What is Electronic Support?

Electronic support (ES) is the set of technologies and methods designed to receive and analyze an adversary’s transmissions of electromagnetic signals. This includes locating the sources of radar signals as well as identifying the adversary’s communication signals.

There is crossover between ES and signal intelligence (SIGINT), but the key difference is that ES is more tactical while SIGINT is more strategic. For example, while an ES system might identify an adversary’s communication signal so it can be jammed, a SIGINT system will intercept the transmission for longer-term strategic planning. Additionally, electronic support is less concerned with the content of the signal and instead is focused on the technical details of the transmission itself.

While both ES and SIGINT are critical, this article focuses on electronic support and its objective of improving situational awareness.

Radar Warning Receivers

The purpose of a radar warning receiver (RWR) is to detect and analyze radar signals in order to provide actionable information. For example, a radar detector in a car will detect police radar to notify the driver that if they don’t slow down, they might get pulled over.

However, the below discussion will focus on airborne RWR systems. These systems detect radar signals using wideband antennas placed in key locations on the aircraft. Amplifiers located near the antennas boost the signal before it’s sent to either a downconverter or directly digitized. The system then analyzes the signals and compares them to a threat library to determine information such as the type of radar, the direction to the radar and an estimate of the distance.

Consider an aircraft flying through a hostile area. Suddenly, an alarm goes off indicating the detection of a ground-based search radar. The pilot adjusts course to avoid the radar site but then sees a second alarm indicating the detection of a targeting radar from a ground-to-air missile. Using this information, the pilot is able to take actions to evade the missiles.

The Battle for Best Noise Figure

Looking back at the above example, we find that by increasing the range of the RWR, we give the pilot the maximum amount of time to respond to the threat. In the case of a search radar, the RWR ideally detects that threat before the aircraft is discovered.

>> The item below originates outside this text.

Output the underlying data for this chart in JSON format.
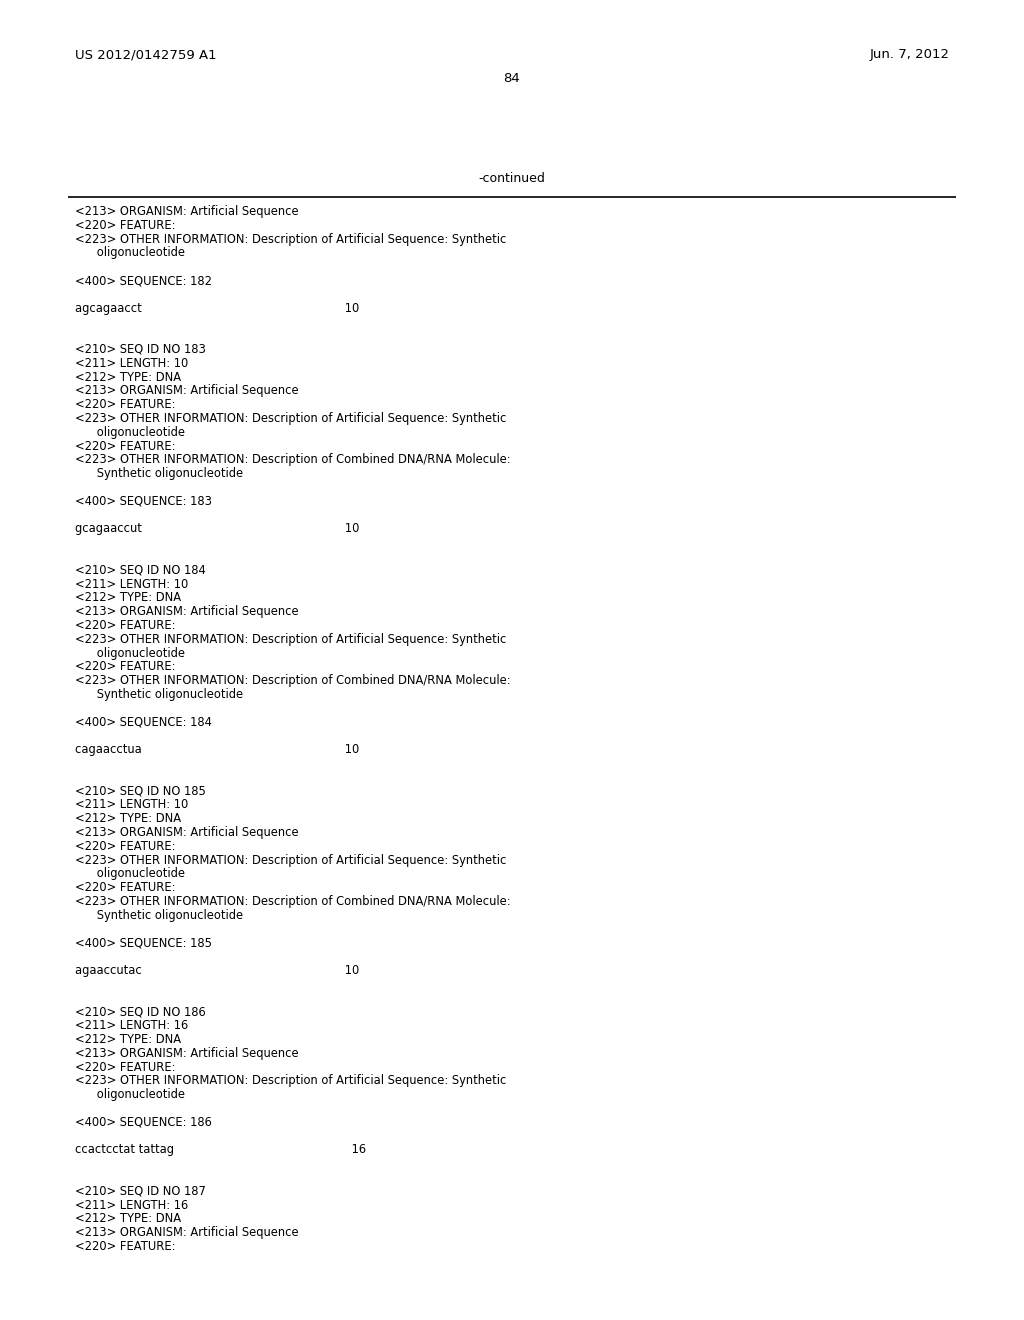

Detecting a radar signal requires the signal to be greater than the noise floor. Similarly to radar, one of the first approaches to increasing the range is to improve the noise figure. This is why the low noise amplifiers are placed near the antennas—by reducing the cable length before the amplifiers, the loss is reduced thereby improving the noise figure. This clearly illustrates the back-and-forth competition between radar and electronic warfare. The radar system designer tries to maximize the radar range, and the EW system designer works to optimize the RWR range. Since technology is continually improving, the most successful systems are the ones that can quickly be updated to incorporate the latest technological advancements.

In this competition between radar and radar warning receiver, the RWR designer is faced with an additional challenge. While the radar system designer knows the operational frequency of the radar, the RWR must have sufficient bandwidth to detect multiple types of radar. This is a key concept that differentiates electronic warfare systems from most other technologies and one that we will see in all types of EW system design. For example, as mentioned in the previous post, search radars operate at lower frequencies and targeting radars operate at higher frequencies. In order to accurately detect these different threats, the EW receiver must have a very broad bandwidth, which is why it’s common to see multi-octave electronic warfare tuners and converters.